Ariel. Barcelona (1997). 222 págs. 1.700 ptas.
Savater explica que el título del libro se acoge a los dos aspectos semánticos del término valor, como realidad valiosa y como exigencia de coraje. Y es preciso reconocer también al autor el valor de enfrentarse con una cuestión que, a falta de respuestas satisfactorias, a menudo se prefiere eludir. En una situación social de perplejidad sobre las finalidades de la educación, el empeño de Savater resulta encomiable.
Con su habitual estilo accesible y cargado de recursos expresivos, Savater pretende ofrecer un sentido de la educación que se haga cargo de la realidad social en que debe llevarse a cabo. Gran parte del atractivo de este libro radica en esta atención a la realidad concreta en que se desenvuelve hoy la acción educativa (como la preeminencia de la televisión y la abdicación de las responsabilidades paternas), junto con la voluntad de no resignarse a la habitual inhibición educativa ante la que cierto papanatismo con ínfulas de modernidad ha sucumbido.
Savater reivindica sin reparos la autoridad necesaria para educar, explica cómo sin disciplina es imposible que el alumno madure y, de ese modo, pone en solfa la pretensión lúdica de ciertas concepciones pedagógicas. Su apuesta es por una educación en sentido fuerte, con una profunda carga ética y con la misión de transmitir contenidos valiosos que no deben perderse. Dentro de este planteamiento, se enfrenta a algunas cuestiones educativas espinosas, para sugerir lo que puede aportar la escuela en materia de materia de ética, educación sexual y actitud ante las drogas y la violencia. En lo relativo a educación ética, propugna su enseñanza temática, sin plantearla como una alternativa a la enseñanza de la religión. Se muestra partidario de la liberalización de las drogas.
¿Qué imagen del hombre debe inspirar la acción educativa? La respuesta de Savater es paradigmáticamente la de un ilustrado y la de quien es ferviente convencido de la superioridad moral de la democracia liberal. Por eso afirma que «el ideal básico que la educación actual debe conservar y promocionar es la universalidad democrática». Como buen ilustrado, se halla convencido de la capacidad del hombre para encontrar una respuesta racional a todo lo humano, respuesta compartible por todos, a diferencia de las respuestas religiosas que sólo tienen valor para quienes confiesan una misma fe. Es precisamente la educación la que puede hacer valer esa racionalidad universal.
En definitiva, la actitud de Savater es la de quien considera que el empeño ético más elevado de la educación son los valores de la democracia, porque a través de ellos es como el hombre se humaniza, supera lo que él viene a considerar oscurantismo religioso y como se garantiza la convivencia pacífica.

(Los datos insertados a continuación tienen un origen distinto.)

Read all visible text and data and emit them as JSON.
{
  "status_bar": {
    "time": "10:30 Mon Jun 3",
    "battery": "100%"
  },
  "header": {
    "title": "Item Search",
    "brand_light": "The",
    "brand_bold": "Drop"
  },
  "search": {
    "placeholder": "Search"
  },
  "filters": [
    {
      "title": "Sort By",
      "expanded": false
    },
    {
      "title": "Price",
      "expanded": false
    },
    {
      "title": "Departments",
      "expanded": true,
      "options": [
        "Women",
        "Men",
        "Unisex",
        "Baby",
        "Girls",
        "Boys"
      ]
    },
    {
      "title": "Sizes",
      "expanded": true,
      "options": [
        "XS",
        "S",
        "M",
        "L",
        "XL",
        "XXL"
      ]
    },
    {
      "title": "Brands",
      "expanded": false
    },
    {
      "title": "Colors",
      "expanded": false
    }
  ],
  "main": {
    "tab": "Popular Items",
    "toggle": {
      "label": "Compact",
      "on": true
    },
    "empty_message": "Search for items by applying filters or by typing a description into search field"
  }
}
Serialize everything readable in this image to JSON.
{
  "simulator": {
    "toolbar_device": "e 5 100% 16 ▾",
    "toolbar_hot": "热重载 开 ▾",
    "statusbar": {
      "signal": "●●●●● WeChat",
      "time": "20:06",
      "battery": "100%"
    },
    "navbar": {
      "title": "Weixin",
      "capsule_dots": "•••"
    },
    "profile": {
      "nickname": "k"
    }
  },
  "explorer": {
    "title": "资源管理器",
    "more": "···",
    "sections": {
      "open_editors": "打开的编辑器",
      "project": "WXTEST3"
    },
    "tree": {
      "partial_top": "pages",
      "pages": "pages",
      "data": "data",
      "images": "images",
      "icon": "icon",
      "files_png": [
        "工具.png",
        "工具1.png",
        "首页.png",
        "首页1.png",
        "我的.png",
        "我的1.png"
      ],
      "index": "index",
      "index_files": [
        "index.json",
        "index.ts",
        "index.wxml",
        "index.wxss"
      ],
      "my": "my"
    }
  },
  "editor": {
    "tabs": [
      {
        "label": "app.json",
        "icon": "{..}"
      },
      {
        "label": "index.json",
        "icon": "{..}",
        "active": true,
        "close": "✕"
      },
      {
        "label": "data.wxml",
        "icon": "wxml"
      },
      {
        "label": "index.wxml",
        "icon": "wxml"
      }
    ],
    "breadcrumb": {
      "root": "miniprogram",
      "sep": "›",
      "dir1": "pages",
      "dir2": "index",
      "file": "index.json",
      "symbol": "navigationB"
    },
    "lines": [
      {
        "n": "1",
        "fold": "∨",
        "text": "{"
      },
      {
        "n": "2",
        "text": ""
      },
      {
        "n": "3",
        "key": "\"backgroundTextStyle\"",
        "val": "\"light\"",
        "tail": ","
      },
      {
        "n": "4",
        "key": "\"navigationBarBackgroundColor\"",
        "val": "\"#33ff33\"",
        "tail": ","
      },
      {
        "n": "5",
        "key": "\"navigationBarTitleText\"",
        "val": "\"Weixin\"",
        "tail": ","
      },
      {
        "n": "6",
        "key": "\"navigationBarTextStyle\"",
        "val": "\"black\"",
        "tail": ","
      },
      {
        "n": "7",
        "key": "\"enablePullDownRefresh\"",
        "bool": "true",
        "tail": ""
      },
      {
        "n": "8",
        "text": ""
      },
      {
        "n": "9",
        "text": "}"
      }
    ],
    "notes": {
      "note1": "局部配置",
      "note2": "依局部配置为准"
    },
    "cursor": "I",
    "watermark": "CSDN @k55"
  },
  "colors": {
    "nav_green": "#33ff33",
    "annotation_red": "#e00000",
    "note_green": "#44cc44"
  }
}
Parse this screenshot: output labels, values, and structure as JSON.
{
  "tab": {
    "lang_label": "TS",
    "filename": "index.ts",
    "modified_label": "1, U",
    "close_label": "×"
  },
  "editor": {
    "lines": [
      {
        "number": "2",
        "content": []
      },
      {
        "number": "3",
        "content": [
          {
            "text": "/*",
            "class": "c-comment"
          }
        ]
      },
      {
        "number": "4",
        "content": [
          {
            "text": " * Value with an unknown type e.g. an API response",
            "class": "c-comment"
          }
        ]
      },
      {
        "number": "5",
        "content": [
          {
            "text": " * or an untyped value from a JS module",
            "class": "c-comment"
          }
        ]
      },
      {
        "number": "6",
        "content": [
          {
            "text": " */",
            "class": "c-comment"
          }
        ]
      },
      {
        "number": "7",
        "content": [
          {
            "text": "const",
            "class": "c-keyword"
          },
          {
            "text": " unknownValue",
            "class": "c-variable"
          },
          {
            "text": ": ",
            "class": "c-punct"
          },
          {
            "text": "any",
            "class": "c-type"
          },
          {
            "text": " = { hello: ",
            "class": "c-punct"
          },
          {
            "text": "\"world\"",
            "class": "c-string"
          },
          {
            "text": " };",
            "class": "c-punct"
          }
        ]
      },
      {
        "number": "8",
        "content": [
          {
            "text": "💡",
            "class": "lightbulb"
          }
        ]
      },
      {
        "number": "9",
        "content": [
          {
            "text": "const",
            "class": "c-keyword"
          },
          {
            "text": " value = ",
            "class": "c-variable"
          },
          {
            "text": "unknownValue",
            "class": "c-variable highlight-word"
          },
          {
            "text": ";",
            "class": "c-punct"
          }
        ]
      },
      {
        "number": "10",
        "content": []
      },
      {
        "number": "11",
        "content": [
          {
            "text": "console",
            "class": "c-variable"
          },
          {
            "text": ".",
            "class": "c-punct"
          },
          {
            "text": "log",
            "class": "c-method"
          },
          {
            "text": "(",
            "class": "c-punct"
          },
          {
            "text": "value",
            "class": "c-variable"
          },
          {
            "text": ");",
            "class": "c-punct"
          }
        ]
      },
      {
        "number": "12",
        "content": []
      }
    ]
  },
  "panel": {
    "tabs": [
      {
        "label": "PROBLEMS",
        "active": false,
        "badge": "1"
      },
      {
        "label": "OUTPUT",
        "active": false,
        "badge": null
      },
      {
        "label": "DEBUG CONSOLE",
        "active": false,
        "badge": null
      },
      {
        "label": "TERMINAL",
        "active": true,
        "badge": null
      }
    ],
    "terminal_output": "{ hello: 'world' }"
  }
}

Junto al acierto y la actualidad de muchas observaciones, Savater refleja las limitaciones propias de la más pura tradición ilustrada. Así, confiere más protagonismo educativo a la escuela que a los padres, porque entiende que la elección educativa familiar limita la autonomía del individuo, y la escuela pública, plural, es la que puede superar las diferencias de origen, no sólo económicas, sino también ideológicas. «El saber que la enseñanza pretende transmitir no es la suma de conocimientos y experiencias aceptadas por los padres (…) sino el conjunto de contenidos culturales básicos socialmente aceptados». Cree que este programa sólo se desarrolla en la enseñanza pública, y por eso defiende que los recursos deben ir en su mayor parte a ella, mientras que los centros privados deben atenerse a la pura ley del mercado.
A pesar de los desaires que la historia ha dado a los ideales de la Ilustración, Savater sigue creyendo en la universalidad de sus planteamientos. Lo que ocurre es que Savater considera adoctrinamiento la formación impartida con postulados distintos a los suyos -por ejemplo, los que no excluyen la religión-, y educación válida para todos la que responde a sus ideas. Pero, aun prescindiendo de las creencias religiosas que tanto parecen molestar a Savater, existen numerosas discrepancias sobre los valores que deben inspirar una democracia, los objetivos de la educación o los contenidos culturales relevantes. Así que poner como ideal educativo la «universalidad democrática» o como objeto de transmisión los contenidos culturales «socialmente aceptados», no supone ofrecer una solución válida para todos. Y es que los planteamientos universalistas de Savater parecen excesivamente recelosos de la diversidad. Quizá el valor de educar exige también el coraje de aceptar que el pluralismo -de escuelas, de objetivos pedagógicos, de métodos, de marcos culturales…- no está reñido con la democracia ni con la racionalidad.